What Happens After a Lobster Hatches?

A newly hatched lobster looks like a see-through flea with huge black eyes. It is not a miniature version of an adult lobster. It first goes through a free-swimming stage. It is known as a larva (LAHR vuh) in that stage, and it is about 1⁄3 of an inch (0.8 centimeter) long. A larval lobster has a soft body and delicate, featherlike limbs. It propels itself by moving these limbs in a rapid rowing motion.

A newborn lobster spends its first two or three weeks of life swimming at the surface, feeding on tiny floating organisms.

During this time, it molts often. Each time it molts, the lobster becomes more like an adult lobster, growing a hard shell, jointed legs, and long antennae. By the time a lobster settles on the sea floor, it is ready to begin its life as a bottom-dweller.

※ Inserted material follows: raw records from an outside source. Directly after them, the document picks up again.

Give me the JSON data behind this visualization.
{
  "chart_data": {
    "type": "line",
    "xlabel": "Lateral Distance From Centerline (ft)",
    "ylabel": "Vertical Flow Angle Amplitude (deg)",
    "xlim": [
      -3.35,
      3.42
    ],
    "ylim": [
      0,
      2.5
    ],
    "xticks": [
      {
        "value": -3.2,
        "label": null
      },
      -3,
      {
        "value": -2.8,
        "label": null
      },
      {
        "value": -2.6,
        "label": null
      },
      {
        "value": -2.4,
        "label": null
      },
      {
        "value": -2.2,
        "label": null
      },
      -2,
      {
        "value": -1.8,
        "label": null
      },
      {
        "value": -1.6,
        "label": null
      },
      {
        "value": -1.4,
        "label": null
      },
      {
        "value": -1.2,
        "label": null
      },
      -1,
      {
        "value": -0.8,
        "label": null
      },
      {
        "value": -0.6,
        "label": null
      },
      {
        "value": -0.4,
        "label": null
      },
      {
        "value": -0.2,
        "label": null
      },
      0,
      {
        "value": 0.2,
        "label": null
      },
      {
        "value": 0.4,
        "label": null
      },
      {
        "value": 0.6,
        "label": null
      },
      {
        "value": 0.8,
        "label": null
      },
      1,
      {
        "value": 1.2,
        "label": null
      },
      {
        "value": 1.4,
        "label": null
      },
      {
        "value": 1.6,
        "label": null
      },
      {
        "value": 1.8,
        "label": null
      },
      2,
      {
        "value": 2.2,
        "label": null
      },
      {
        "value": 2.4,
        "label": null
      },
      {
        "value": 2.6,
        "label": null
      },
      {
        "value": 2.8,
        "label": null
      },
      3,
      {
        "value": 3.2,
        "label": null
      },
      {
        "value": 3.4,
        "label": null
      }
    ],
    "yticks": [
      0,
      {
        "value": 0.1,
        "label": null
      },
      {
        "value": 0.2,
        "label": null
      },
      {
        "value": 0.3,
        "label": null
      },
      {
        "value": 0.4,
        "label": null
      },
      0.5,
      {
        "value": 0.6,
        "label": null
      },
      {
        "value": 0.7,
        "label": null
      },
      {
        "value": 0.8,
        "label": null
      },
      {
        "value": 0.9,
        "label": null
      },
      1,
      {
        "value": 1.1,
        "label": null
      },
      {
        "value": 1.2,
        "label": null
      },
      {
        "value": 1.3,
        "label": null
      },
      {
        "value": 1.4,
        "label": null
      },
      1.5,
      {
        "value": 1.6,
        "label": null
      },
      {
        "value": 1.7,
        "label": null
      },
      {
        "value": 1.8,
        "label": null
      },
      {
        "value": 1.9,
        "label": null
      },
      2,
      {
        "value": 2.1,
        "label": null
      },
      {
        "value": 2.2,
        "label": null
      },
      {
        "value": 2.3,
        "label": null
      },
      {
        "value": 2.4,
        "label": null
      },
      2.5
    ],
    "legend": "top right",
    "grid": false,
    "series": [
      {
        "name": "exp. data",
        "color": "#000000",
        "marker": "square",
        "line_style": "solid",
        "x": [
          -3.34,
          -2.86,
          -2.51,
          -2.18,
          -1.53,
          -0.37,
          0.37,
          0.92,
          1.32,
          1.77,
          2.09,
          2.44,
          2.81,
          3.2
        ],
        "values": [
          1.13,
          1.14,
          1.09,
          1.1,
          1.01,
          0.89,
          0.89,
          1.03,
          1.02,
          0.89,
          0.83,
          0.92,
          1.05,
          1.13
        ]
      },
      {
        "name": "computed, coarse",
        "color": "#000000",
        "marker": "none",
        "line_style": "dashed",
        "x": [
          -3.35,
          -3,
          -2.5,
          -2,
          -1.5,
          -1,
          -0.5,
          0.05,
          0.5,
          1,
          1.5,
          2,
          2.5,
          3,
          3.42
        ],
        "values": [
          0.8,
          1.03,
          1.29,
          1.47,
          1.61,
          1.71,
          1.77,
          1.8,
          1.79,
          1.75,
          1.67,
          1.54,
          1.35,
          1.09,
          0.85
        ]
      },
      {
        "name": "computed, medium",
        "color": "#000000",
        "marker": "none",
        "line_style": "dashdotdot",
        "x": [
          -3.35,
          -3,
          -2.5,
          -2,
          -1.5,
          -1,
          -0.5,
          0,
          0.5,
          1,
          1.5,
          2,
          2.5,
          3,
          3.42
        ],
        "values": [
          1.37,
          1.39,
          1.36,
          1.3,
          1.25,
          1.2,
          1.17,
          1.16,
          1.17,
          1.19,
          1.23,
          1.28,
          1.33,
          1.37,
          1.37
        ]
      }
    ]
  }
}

How Do Lobsters Evade Predators?

Although an American lobster’s claws are formidable weapons, lobsters are shy and try to avoid conflict. Still, claws are often a necessary defense against a hungry octopus or codfish.

Another defense many kinds of lobster have is the ability to lose a limb. Lobsters and many other crustaceans can voluntarily detach a limb that has been grabbed by a predator. When a lobster loses a limb, it can sometimes grow another in a process called regeneration.

Spiny lobsters have developed a unique and interesting defense. Octopuses like to eat spiny lobsters. Moray eels like to eat octopuses. So, spiny lobsters sometimes share a den with a moray eel. If an octopus tries to prey upon a spiny lobster, its “bodyguard,” the eel, attacks and eats the octopus.

Lobsters belong to the class Crustacea of the phylum Arthropoda. The American lobster is Homarus americanus. There are several genera of spiny lobsters, including Palinurus, Panulirus, and Jasus.